WHY LAB-GROWN MEAT IS THE FUTURE?

Human beings have been eating animals for as far as we know. Despite all debates from vegan propaganda that humans are not meant to eat meat, we know that humans have been eating meat since the beginning! There is no denying that animal products contain a concentrated amount of nutritions. However, something went really wrong on the way of our evolution: We used to hunt animals, and eating animal flesh was a delicacy and rarity; it was by no means an everyday event. Due to the development of agriculture, we caged animals, torture them, we fed them a diet with the only aim to make them grow as fast as possible. Those methods made the animals sick, then we ate those animals, and consequently, we become ill. Things went out of hand!

But can we live without animal products? Many vegan activists claim we absolutely can, but such claims are so far unfeasible. The majority of us are currently eating three times per day some kind of animal product, which is absolutely overindulgence. By no doubt, we should reduce the consumption of animal products! But will the entire population adopt a vegan diet overnight? Probably not! Do we have a solution?

FOOD EVOLUTION:

Fake meat is on the market for several decades. Still, just now, it is gaining significant market popularity due to the rising awareness of the links between slaughterhouses and global warming, animal suffering, abuse, and disease. However, there are some issues here: fake meat produced from plants such as soy, pea, or other plant sources, doesn’t taste like real meat, but even if somehow it does, it doesn’t deliver the same nutrients as real meat! 

Technology and innovation brought the real solution: LAB-GROWN MEAT. Cultured meat is meat produced by in vitro cell culture of animal cells instead of from slaughtered animals. It is a form of cellular agriculture. Cultured meat is produced using many of the same tissue engineering techniques traditionally used in regenerative medicine. 

WHAT ARE THE BENEFITS OF LAB-GROWN MEAT?

– Reduce or even eliminate animal suffering.

– Provide clean meat without chemicals, antibiotics, and disease, which are the main factors of factory-farmed animals.

– Provide nutritional food for the ever-growing human population. Global human population growth amounts to around 83 million annually or 1.1% per year. The global population has grown from 1 billion in 1800 to 7.8 billion in 2020.

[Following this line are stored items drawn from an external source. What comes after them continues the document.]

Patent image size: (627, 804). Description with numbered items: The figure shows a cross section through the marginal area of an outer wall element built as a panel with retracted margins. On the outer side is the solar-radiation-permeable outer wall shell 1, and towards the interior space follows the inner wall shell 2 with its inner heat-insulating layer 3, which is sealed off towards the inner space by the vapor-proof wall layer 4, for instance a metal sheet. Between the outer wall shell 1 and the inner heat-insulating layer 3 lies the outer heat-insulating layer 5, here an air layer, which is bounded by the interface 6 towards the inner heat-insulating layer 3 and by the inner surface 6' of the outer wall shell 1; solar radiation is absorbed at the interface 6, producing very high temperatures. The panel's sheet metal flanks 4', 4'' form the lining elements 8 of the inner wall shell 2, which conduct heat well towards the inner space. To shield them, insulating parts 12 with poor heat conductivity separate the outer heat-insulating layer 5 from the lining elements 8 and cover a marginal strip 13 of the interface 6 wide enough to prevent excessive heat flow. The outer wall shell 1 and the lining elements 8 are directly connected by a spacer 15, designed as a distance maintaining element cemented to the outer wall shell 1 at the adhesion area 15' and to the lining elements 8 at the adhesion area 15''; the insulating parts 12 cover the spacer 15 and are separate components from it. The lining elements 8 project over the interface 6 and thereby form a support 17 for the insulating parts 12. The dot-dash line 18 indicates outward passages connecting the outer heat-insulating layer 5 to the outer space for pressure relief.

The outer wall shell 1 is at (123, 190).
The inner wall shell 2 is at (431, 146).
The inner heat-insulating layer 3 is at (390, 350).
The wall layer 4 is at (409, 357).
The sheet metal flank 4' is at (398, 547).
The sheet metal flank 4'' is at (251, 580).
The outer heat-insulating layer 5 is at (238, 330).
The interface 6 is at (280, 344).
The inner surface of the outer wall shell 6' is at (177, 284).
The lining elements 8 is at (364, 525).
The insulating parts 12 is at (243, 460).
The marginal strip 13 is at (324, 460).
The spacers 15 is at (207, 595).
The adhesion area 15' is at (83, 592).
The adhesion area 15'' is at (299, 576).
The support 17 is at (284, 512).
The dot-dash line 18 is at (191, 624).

– Less land and water usage: This would likely follow since fewer cows would need to be raised, and they’d require less food. Also, currently, the total amount of water needed – to produce one pound of beef is 1,799 gallons of water

-Address global warming: Cows produce methane via microbes in their stomachs as they digest their fibrous food, in a process a little like fermentation. Methane is shorter-lived in the atmosphere than carbon dioxide but is more than 30 times as effective at warming the Earth on a 100-year timescale and more than 80 times more potent over 20 years, making it a major greenhouse gas. 

– And more

Lab-grown meat might sound like one step too far, scary and futuristic. Yet, we can’t continue closing our eyes every time we bite on this steak that, in fact, this is a dead animal that most likely had terrible living- conditions and was slaughtered to be food on the table. And what about global warming and the challenge to feed the overpopulation on our planet? One might argue that all we need to do is eat grass-fed animals, the lucky ones who had “ supposedly some kind of freedom, ate their natural diet and were killed with “kindness.” And yes, those “ better practices “ do exist, but they are not the majority. It’s unrealistic to believe that we can feed almost eight billion people like this. 

Evolution had turned into almost a self-destructive act, but we still have the chance to turn it all around. Food should not be a consequence of suffering, neither a path to disease, which was the case of COVID-19, many types of cancers, diabetes, and premature aging. Many of the technology innovations were hair-raising, ridiculed, and denied at first, but seen today as an inevitable part of our everyday lives.